Some little while ago I'd made a cake, in the course of which I made more chocolate ganache than I needed. The leftover went into a small container, then into the icebox. Then the other day L. made bananas Foster for a special dessert. That involved cooking bananas in rum, butter, and sugar; and of course after the bananas were served and sauced there was some of that left over as well. Tonight L. put those two items together, warmed them, poured them over vanilla ice cream, sprinkled on chopped nuts, and topped the dish with whipped cream (for there was whipping cream left over from a dinner last week, and it won't last forever). An absolutely fabulous dessert.
1 comment:
My wife and I used to have a running discussion--not an argument--about the difference between the ability to cook accurately from a recipe, and the ability to "make do" with whatever might be sitting in the pantry and in the icebox on any given day.

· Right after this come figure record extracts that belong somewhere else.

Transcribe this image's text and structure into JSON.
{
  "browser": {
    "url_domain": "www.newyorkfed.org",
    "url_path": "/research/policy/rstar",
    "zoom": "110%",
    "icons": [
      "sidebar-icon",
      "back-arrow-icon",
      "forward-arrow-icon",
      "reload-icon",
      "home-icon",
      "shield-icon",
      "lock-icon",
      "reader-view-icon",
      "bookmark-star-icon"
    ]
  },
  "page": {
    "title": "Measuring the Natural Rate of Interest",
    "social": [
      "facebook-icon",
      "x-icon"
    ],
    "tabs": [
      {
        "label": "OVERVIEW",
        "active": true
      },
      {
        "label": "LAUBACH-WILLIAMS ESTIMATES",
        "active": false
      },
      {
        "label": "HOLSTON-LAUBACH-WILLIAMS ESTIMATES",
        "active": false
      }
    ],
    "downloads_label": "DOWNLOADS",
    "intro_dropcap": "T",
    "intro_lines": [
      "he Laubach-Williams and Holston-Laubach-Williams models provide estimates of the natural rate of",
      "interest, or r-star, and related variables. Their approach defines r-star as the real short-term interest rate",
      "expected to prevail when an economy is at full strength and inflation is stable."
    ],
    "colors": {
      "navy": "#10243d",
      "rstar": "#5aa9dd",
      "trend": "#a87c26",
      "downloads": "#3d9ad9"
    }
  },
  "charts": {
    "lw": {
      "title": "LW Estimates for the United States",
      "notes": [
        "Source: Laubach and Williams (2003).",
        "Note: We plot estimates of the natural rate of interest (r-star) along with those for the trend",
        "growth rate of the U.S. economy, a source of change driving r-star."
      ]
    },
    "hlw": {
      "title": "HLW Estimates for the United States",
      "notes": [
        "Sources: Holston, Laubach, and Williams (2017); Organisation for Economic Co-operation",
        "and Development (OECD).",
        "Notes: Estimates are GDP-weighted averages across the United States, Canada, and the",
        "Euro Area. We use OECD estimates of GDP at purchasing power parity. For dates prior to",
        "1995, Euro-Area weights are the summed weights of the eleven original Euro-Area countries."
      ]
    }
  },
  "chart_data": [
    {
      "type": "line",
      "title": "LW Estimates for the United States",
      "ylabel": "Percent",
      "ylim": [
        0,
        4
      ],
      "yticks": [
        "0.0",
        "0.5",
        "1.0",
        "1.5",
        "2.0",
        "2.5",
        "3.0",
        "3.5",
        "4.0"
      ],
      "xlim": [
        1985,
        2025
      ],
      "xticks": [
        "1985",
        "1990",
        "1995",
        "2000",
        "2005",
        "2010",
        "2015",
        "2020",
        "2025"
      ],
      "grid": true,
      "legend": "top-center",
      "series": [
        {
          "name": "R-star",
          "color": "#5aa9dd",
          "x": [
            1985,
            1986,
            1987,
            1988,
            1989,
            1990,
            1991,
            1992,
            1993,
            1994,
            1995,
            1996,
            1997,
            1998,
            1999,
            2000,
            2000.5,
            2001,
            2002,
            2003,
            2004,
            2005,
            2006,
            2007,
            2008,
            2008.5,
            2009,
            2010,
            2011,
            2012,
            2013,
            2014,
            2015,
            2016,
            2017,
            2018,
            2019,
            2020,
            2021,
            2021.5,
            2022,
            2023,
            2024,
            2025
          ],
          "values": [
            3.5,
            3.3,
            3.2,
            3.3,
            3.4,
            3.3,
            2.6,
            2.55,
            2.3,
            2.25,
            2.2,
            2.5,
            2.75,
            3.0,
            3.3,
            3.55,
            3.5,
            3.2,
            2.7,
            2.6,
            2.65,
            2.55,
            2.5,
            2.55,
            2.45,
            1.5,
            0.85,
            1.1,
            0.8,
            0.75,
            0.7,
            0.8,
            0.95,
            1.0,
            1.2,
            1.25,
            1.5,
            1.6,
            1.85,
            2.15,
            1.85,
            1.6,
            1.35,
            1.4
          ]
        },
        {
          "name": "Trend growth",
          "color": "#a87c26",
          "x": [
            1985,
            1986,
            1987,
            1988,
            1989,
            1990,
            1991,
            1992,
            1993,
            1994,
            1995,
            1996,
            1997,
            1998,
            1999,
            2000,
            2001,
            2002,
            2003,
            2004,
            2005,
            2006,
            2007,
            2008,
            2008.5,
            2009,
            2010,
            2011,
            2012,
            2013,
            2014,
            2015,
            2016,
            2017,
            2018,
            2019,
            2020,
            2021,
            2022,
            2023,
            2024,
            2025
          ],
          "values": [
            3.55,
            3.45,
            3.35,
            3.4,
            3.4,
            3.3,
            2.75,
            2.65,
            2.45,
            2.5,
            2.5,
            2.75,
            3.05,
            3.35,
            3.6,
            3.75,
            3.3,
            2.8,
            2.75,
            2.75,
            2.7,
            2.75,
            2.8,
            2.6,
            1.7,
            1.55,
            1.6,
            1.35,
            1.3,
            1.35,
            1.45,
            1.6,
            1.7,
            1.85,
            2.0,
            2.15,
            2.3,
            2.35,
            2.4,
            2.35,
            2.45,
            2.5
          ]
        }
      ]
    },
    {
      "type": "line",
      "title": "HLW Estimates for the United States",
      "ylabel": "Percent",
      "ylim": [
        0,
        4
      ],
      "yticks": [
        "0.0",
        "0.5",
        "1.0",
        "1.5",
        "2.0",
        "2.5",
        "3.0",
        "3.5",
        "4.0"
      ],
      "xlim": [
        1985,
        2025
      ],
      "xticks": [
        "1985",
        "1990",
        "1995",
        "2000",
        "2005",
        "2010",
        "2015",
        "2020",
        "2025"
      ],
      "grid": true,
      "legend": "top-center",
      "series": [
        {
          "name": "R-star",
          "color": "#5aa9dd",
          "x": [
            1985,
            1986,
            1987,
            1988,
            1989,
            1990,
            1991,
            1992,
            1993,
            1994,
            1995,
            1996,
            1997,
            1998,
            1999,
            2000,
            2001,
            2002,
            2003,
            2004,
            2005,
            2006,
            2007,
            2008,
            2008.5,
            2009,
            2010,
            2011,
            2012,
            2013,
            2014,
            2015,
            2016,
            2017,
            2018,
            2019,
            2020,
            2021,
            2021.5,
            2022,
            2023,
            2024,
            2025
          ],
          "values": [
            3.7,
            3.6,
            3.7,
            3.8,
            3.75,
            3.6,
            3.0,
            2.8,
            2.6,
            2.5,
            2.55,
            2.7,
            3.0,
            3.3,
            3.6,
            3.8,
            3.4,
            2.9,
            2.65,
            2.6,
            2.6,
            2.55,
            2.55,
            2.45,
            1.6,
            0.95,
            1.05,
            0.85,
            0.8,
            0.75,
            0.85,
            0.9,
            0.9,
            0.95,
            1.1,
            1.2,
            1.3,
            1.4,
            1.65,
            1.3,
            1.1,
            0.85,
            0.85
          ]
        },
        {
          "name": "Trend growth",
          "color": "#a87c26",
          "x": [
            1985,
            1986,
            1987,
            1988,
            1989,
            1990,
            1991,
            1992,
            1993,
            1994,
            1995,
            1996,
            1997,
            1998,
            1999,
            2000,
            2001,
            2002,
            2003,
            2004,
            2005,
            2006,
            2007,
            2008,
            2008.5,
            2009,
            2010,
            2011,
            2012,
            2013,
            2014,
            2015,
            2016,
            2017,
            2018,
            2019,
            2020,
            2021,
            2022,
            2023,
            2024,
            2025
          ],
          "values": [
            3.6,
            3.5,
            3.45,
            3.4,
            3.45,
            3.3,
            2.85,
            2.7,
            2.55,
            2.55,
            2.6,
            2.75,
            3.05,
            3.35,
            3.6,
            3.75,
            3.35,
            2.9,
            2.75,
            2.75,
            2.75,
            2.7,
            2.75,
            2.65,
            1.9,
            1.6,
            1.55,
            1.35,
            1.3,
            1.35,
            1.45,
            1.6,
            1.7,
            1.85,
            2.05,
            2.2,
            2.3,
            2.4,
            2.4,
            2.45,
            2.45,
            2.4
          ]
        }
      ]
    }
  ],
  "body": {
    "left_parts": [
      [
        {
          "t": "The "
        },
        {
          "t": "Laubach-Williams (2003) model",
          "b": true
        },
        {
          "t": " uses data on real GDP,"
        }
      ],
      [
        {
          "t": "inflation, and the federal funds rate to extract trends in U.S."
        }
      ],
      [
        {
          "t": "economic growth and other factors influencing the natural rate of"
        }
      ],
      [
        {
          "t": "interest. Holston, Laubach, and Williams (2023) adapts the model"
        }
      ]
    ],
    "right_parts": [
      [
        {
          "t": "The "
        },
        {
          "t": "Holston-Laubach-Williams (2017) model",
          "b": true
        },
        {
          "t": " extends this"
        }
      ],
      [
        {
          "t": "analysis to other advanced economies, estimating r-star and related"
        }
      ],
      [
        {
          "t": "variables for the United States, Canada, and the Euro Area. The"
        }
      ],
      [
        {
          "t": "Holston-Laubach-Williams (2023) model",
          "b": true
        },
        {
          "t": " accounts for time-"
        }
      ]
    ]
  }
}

Improvising really is at the heart of great cuisine. Before the advent of comprehensive markets after WWII, constructing menus took a lot more concentration and imagination, I suspect. Especially for those (women) who weren't raised to cook like a professional by their mothers, grandmothers and aunts.
My mom was not a great improviser. All our meals were planned in advance, but the usual roster didn't deviate much, and when she did "experiment" things could quickly get out of hand. Is there an intuition involved in bringing unlikely ingredients into some kind of coordination? Probably.
In the eighties, M. began to make what we called "gorps"--improvised stews built out of sauces and carbs and starches with whatever meat might be at hand. I've encouraged her to record these dishes into a recipe book, but she refuses. The Gorp Cook Book.
Well, it's probably already been done somewhere, maybe in Georgia or North Carolina.
Nothing wrong with leftovers, as long as one doesn't simply re-heat the residue of abandoned previous meals.